Vielleicht aber sind sie wieder katholisch geworden, die Schallenbergs, und haben als Dank dafür (oder als Anreiz? Wer weiß, wer weiß ...) einen schönen Titel, höheres Prestige, und einen einträglichen Posten am Hof bekommen, der außerdem so ganz ihrer Charakterstärke entspricht. Eine oberflächliche Recherche bestätigt jedenfalls solche Spekulationen. Kämmerer. Darf man vermuten, daß die Schallenbergs seither ziemlich ... naja, wie sagen wir es ... vermögend sind?

Denn zufällig wurden sie, die gerne mit der Mode gingen, als es ums Wechseln der Konfessionskleider ging, im frühen 17. Jahrhundert durch die Erhebung in den Reichsfreiherrnstand vom Kaiser* wieder auf dessen Schoß gehoben, sozusagen. Der ohnehin über jeden froh war, den er nicht einfach weiter tolerieren mußte (wie das in Österreich der Fall war), sondern der ohne Skandal offiziell wieder ansehbar wurde. Und durch seine Verbindungen in die protestantischen (und freimaurerischen) Kreise war mit dem Schallenberg schon was anzufangen. 

Das hat sich wohl auch ein Herr Sebastian Kurz gedacht. Der da im Beamtensöhnlein Schallenberg einen Standesgenossen traf, der schon formbar war. Und nicht nur das: Mit dessen Familienerbe, mit dem der Bub selber eh nix anfangen kann, sich so herrlich der Rahm aus dem Topfe der Reputation (in Österreich ist ein "von" eben ein "von", und wie!) schlecken läßt. Sodaß der süße weiße Schmand einem selbst dann bis zu den Ohren klebt.
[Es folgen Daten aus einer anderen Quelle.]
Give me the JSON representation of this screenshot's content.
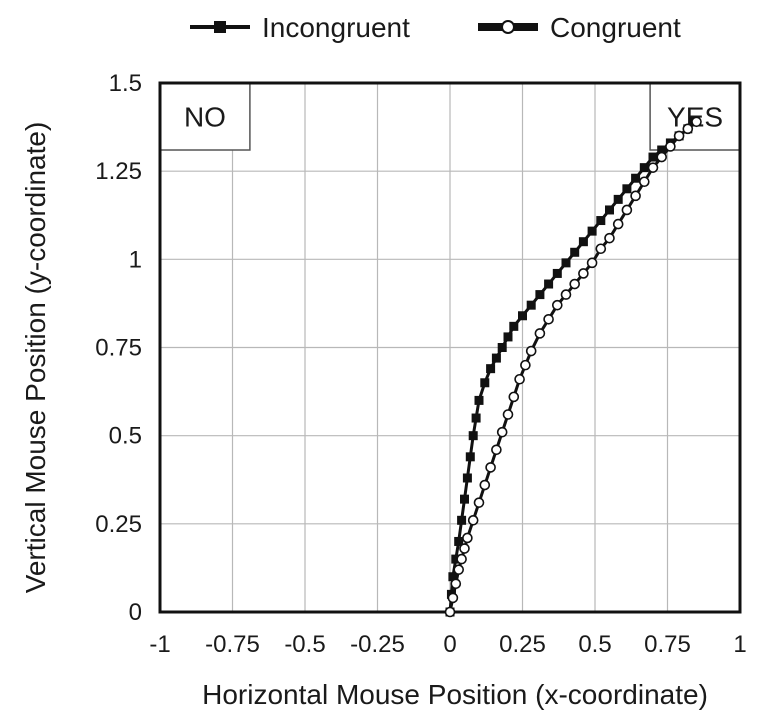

*Ferdinand II., nehme ich an. Richtig, der Kaiser, bei dem sich Spanien und /Österreich unter einer Fahne fanden, und der die Gegenreformation bei uns begann. Würde sich da nicht auch eine Bekehrungsgeschichte" der Schallenbergs gut einfügen? Interessanterweise ist Ferdinand nämlich bei den Jesuiten in Ingolstadt erzogen worden, "damit er mit dem Lutheraner Kleinadel nicht zu sehr paktiere", schreibt die englische Wikipedia. 

Naja, die Habsburger waren für jeden dankbar, der sich auf ihre Seite schlug und sie ein bißchen lieb hatte. Außerdem war damals Not am Mann - sein Cousin, der ungarische König Matthias, auf den die Magyaren so stolz sind, weil er sogar Wien eingenommen hatte, machte ihm den böhmischen Thron streitig, und nicht nur den. Da war jede Allianz von Nutzen. Also auch die bekehrungswilligen Schallenbergs.